Collapse is always a complex process, not a single moment—a long trajectory executed with strategic patience and cold calculation.
The common thread in all these devastated geographies is internal dismantling of the state:
An economy strangled, an identity drained, divisions weaponized, and conflicts turned into tools of destruction.
The final blow may be local… but the mind that planned, the hand that armed, and the decision that enabled all came from outside.
Today, Venezuela stands as a complete case of collapse:
A declared external military strike,
Conflicting accounts of the head of state’s fate,
Open U.S. statements about a “new era” and trials outside national sovereignty,
countered by domestic confusion and military deployments without clear command.

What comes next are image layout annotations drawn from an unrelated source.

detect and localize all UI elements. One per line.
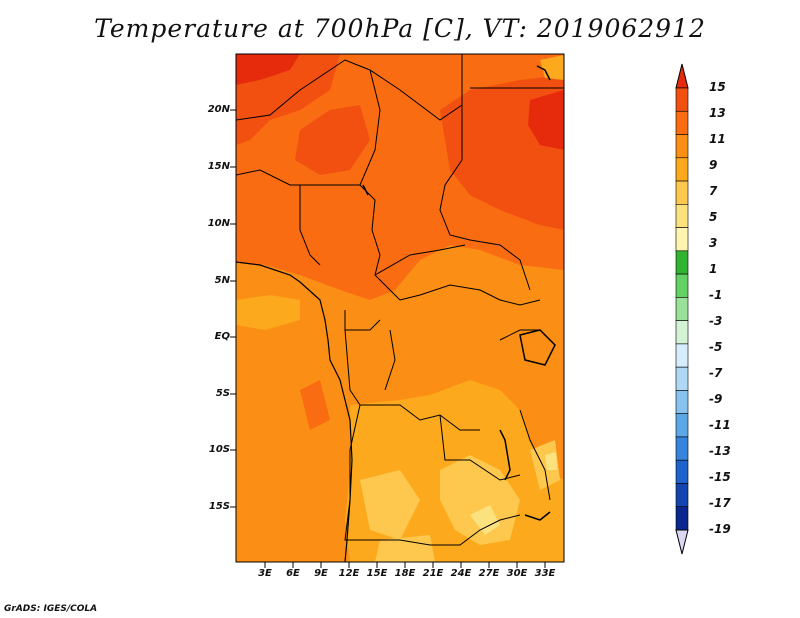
- colorbar-label: 3: [709, 236, 718, 250]
- colorbar-label: 1: [709, 262, 718, 276]
- colorbar-label: -17: [709, 496, 731, 510]
- lat-label-5s: 5S: [215, 388, 230, 399]
- temperature-field: [236, 54, 564, 562]
- colorbar-swatch: [675, 110, 689, 135]
- colorbar-label: -13: [709, 444, 731, 458]
- colorbar-label: 15: [709, 80, 726, 94]
- colorbar-label: 11: [709, 132, 726, 146]
- lon-label-3e: 3E: [258, 568, 272, 579]
- colorbar-label: 5: [709, 210, 718, 224]
- colorbar-label: -7: [709, 366, 723, 380]
- colorbar-swatch: [675, 157, 689, 182]
- colorbar-swatch: [675, 180, 689, 205]
- lon-label-33e: 33E: [534, 568, 556, 579]
- lat-label-10n: 10N: [207, 218, 230, 229]
- lat-label-15n: 15N: [207, 161, 230, 172]
- lon-label-27e: 27E: [478, 568, 500, 579]
- colorbar-swatch: [675, 297, 689, 321]
- colorbar-label: -15: [709, 470, 731, 484]
- colorbar-label: -11: [709, 418, 731, 432]
- lon-label-24e: 24E: [450, 568, 472, 579]
- colorbar-label: -19: [709, 522, 731, 536]
- axis-ticks: [230, 109, 546, 568]
- lat-label-20n: 20N: [207, 104, 230, 115]
- colorbar-label: 7: [709, 184, 718, 198]
- lakes: [362, 65, 556, 521]
- grads-credit: GrADS: IGES/COLA: [4, 604, 98, 614]
- colorbar: [675, 63, 689, 555]
- lat-label-10s: 10S: [208, 444, 230, 455]
- colorbar-swatch: [675, 436, 689, 461]
- map-title: Temperature at 700hPa [C], VT: 201906291…: [94, 14, 706, 43]
- colorbar-swatch: [675, 250, 689, 275]
- colorbar-swatch: [675, 204, 689, 228]
- lat-label-eq: EQ: [214, 331, 230, 342]
- map-frame: [235, 53, 565, 563]
- colorbar-swatch: [675, 413, 689, 438]
- colorbar-label: -5: [709, 340, 723, 354]
- lon-label-15e: 15E: [366, 568, 388, 579]
- colorbar-swatch: [675, 506, 689, 531]
- colorbar-label: 13: [709, 106, 726, 120]
- colorbar-swatch: [675, 87, 689, 112]
- colorbar-swatch: [675, 134, 689, 159]
- lat-label-15s: 15S: [208, 501, 230, 512]
- lon-label-18e: 18E: [394, 568, 416, 579]
- colorbar-swatch: [675, 366, 689, 391]
- colorbar-label: -1: [709, 288, 723, 302]
- colorbar-swatch: [675, 343, 689, 368]
- colorbar-label: 9: [709, 158, 718, 172]
- country-borders: [236, 54, 564, 546]
- colorbar-label: -3: [709, 314, 723, 328]
- lon-label-12e: 12E: [338, 568, 360, 579]
- colorbar-swatch: [675, 320, 689, 345]
- lon-label-21e: 21E: [422, 568, 444, 579]
- colorbar-swatch: [675, 273, 689, 298]
- coastline: [235, 261, 353, 563]
- lon-label-6e: 6E: [286, 568, 300, 579]
- colorbar-swatch: [675, 483, 689, 508]
- colorbar-arrow-bottom: [675, 529, 689, 555]
- colorbar-swatch: [675, 459, 689, 484]
- lon-label-9e: 9E: [314, 568, 328, 579]
- colorbar-label: -9: [709, 392, 723, 406]
- lon-label-30e: 30E: [506, 568, 528, 579]
- colorbar-arrow-top: [675, 63, 689, 89]
- colorbar-swatch: [675, 390, 689, 414]
- lat-label-5n: 5N: [214, 275, 230, 286]
- colorbar-swatch: [675, 227, 689, 252]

On the international stage, the roles are divided with lethal clarity:
Washington speaks not of mediation but of political, judicial, and military enforcement.
Europe expresses concern—not for sovereignty, but fearing chaos, refugees, and its expatriate communities.
Moscow raises the banner of the right to self-determination, defending a principle rather than Maduro himself.
Tehran rejects external intervention, recognizing the implicit warning: the same fate could come to others.
Inside Venezuela, the population is caught between two conflicting narratives:
The story of “liberation by force” from abroad,
and the story of a “wounded sovereignty” drained of its power.
What has occurred is not a state failure, but the success of a longstanding international project:
A project to empty the state of meaning,
to turn the president from a symbol of sovereignty into a criminal beyond borders,
and to suspend legitimacy until it can be restructured according to the balance of power, not the law.
Therefore, the accurate description is not “on the brink of collapse,” but:
Venezuela has fallen.
What follows now is post-collapse management:
Redistribution of influence,
Redefinition of legitimacy,
With the population paying the full price.
The real question is no longer: Who’s next?
It is: Who can protect a state’s immunity?
Who possesses an economy that cannot be strangled?
A society guided by awareness, not manipulation?
An army that cannot be hijacked?
And an elite that puts the nation above personal or foreign interests?
Collapse never begins with bombs…
It begins when people disagree on the meaning of their country,
when freedom is reduced to chaos,
and sovereignty is replaced by slogans.
Venezuela today is not an exception…
It is a written warning, etched in blood and politics.